Tem sido um tema recorrente por aqui, tentar perceber a política da SAD e a sua orientação. Hoje apareceu mais um dado novo: Antero Henrique é o novo Director Geral de Futebol.
Curiosamente esta semana apareceu também esta notícia: Mourinho também faz contas ao que pode gastar. Que ajuda à discussão do modelo de organização ideal.
A história de sucesso recente do FCP começou com um treinador-manager (Pedroto) aliado a um forte director de futebol (PdC), o presidente (Américo de Sá) pouco riscava e avançou para uma organização presidencialista, em que os treinadores entravam e saiam mas a estrutura de equipa era mantida, o tipo de jogadores contratados seguiam uma filosofia do clube e aos treinadores competia treinar (com uma ou outra sugestão de jogadores). Pelo meio houve uma ou duas mudanças de filosofia como quando deram carta branca a Bobby Robson para contratar e este trouxe Mogrovejo, N'tsunda, Mandla, Baroni, Walter Paz, ... mas voltava tudo à forma/fórmula original (e de sucesso). Era o tempo em que dizia que qualquer treinador era campeão no FC Porto, porque havia toda uma organização que garantia a estabilidade na passagem de testemunhos, não era por mudar um treinador que a filosofia de jogo se alterava nem que mudavam 10 jogadores no plantel.

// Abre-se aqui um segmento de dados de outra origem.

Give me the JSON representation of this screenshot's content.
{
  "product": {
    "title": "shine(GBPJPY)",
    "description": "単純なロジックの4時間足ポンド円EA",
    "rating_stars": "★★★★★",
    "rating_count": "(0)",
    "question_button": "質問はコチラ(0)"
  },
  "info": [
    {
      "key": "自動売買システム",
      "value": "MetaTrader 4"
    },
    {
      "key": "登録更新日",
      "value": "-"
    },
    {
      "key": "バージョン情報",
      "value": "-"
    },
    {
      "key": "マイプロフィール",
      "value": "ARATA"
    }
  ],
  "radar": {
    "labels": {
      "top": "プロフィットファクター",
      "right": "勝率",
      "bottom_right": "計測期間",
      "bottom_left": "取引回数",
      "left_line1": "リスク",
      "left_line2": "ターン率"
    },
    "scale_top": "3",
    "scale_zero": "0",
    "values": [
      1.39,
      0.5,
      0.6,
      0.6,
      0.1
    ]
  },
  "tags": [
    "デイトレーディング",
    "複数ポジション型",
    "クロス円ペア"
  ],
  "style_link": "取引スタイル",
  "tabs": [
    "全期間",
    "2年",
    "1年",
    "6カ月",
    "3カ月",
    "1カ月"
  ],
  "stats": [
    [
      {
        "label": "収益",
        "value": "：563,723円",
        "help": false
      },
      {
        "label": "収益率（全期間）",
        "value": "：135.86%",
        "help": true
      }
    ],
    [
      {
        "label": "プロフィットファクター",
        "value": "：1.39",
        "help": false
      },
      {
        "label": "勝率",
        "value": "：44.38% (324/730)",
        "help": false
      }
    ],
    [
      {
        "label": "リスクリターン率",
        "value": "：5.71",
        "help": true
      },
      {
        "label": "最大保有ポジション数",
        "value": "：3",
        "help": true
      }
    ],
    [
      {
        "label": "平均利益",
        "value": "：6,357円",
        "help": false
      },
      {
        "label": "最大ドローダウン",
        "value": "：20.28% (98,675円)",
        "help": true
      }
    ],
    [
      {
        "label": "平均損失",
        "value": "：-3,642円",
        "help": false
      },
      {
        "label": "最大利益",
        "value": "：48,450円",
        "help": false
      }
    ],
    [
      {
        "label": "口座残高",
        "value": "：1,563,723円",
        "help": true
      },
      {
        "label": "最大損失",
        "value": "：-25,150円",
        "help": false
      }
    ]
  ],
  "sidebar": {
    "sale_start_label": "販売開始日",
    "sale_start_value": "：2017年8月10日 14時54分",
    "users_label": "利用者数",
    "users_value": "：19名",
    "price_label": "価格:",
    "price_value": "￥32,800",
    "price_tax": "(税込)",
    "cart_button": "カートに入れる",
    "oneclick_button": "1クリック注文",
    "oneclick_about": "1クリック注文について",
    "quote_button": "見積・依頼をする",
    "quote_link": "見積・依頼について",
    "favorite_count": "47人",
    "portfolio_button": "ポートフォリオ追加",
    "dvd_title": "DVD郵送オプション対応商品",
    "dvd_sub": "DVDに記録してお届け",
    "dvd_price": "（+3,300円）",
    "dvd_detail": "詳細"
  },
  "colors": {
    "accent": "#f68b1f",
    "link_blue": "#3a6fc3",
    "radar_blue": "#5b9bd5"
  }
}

Com a criação da SAD estas mudanças de filosofia têm sido mais frequentes, ora numa época estamos mais virados para o presidencialismo, ora na época seguinte estamos a contratar consoante o treinador. O resultado disto é que temos uns 60 e tal jogadores sob contrato.
Pessoalmente gostaria de ver no FCP um modelo à inglesa com a existência de um treinador-manager, mas aqui temos um problema: historicamente um treinador não fica no FCP mais que 3 épocas seguidas, ou porque são bons e vão embora (Artur Jorge, Robson, Mourinho) ou porque têm de ir tratar da sogra, dos filhos, ou da selecção da croácia. Por isso não vale a pena sonhar muito com isso.
Mas é certo que a SAD tem de assentar num modelo de organização e que o modelo presidencial está esgotado, restam-nos duas alternativas: - director-geral / desportivo ou andar ao sabor das ondas.
Depois de uma época ao sabor da onda, esta época a orientação da SAD tinha sido claramente para a do director-geral, as contratações foram definidas pela SAD, foram feitas pela SAD, o treinador pouco riscou (já tinha chegado+- a esta conclusão na análise à lista de contratações). A notícia que hoje aparece n' O Jogo é pois a confirmação disto. Nos clubes europeus que seguem este modelo de organização, o director-geral / desportivo é normalmente um ex-futebolista ou treinador, como a dupla Butra/Sacchi no Real, Begaristain no Barça, ... mas a competência não se mede pelo n.º de horas no relvado e a imagem de seriedade e competência que o Antero Henrique transmite, e a que é transmitida por pessoas que com ele lidaram ao longo destes anos, merece que lhe seja dado todo o crédito.
Teoricamente competirá ao director-geral coordenar os departamentos para garantir um modelo de jogo único, que haja coerência nas contratações, aproveitamente das camadas jovens, acompanhamento dos jogadores emprestados, negociação de jogadores (minimizando a utilização de empresários principalmente nas compras), ... Até aqui tudo bem, concordo plenamente com este modelo.
À luz disto, e à semelhança do caso Nuno Valente o que não percebo são as declarações recentes de PdC: "O treinador é que sabe o que pretende. Quando não estamos de acordo com o que o treinador está a fazer temos o direito de o substituir. Não faz sentido é ter um treinador, não o substituir, e não o deixar fazer o que entende. Teve total liberdade para fazer o plantel como terá em Janeiro poder dizer que este ou aquele não lhe interessam.". Isto era voltar a andar ao sabor da onda, espero que tenham sido só declarações de circunstância para encher jornais e que a aposta no modelo do director-geral seja mesmo para levar a sério dando-lhe todas as condições para provar a eficiência do modelo.